I like the ending well enough, but I think it could be well-served with an omake-epilogue.
I think it's right that the general male population don't expect to like romance-focused works, especially ones which don't have a stereotypical masuline male lead [main character] with masculine personality traits, traditionally male interests and so on.
Which is why I'll be surprised if I ever see a (romance focused) work with a weak, introverted, insecure, or otherwise non-masculine male lead.
I blame society for making femine traits taboo for males and for making too many great things feminine traits (like skirts -.-)
So there's definatively a bias from society that dictates what you feel you "should" be into and not, which influences what you're willing to try and how you're willing to try it.
That said, personally part of what attracts me is the main characters' perspective as a female. Because i've always been curious as to how being a girl would be like (lately i've been wondering if I might be somewhat genderfluid even). And also because because the main character will always be somewhat removed from the stereotypical male traits that men are supposed to conform to (I refuse to do so btw).
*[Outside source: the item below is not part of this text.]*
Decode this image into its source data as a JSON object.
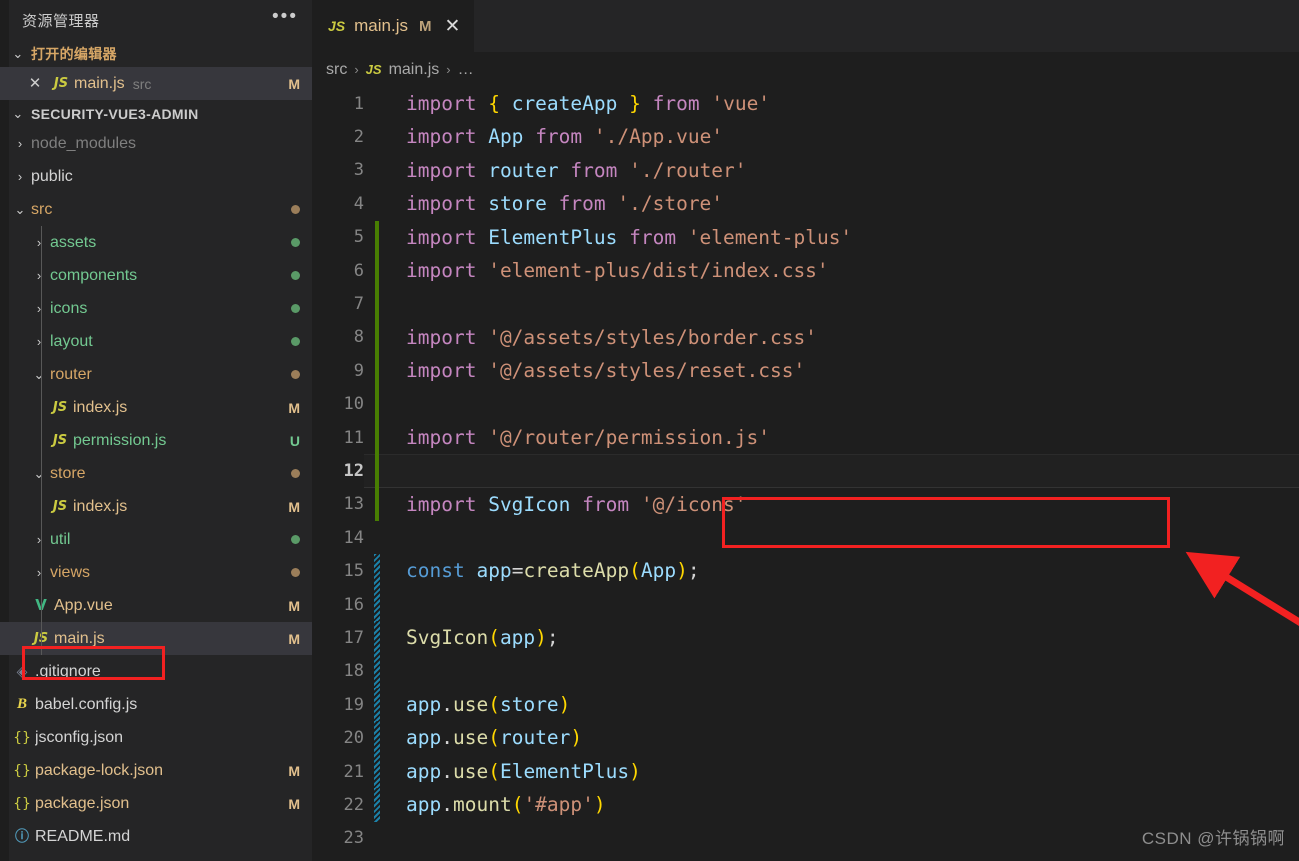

So for those reason's I have a certain preference for female protagonists in general, as they pretty much instantly break the conventions I struggle with society having (even when I don't encounter them directly very often) while also satisfying my "curiosity" (for lack of a better term <.<).
Homosexuality in works in general is something which just interests me. At least in part because I can sympathize a bit as a member of a different minority group (asperger's syndrome), plus I like stuff which challenges society's conventions. Besides that, f it goes deeper than "different and exiting" I don't know yet tho <.<
Yuri in particular satisfies my desire for fluffiness, which you don't really find in sterotypical male interests.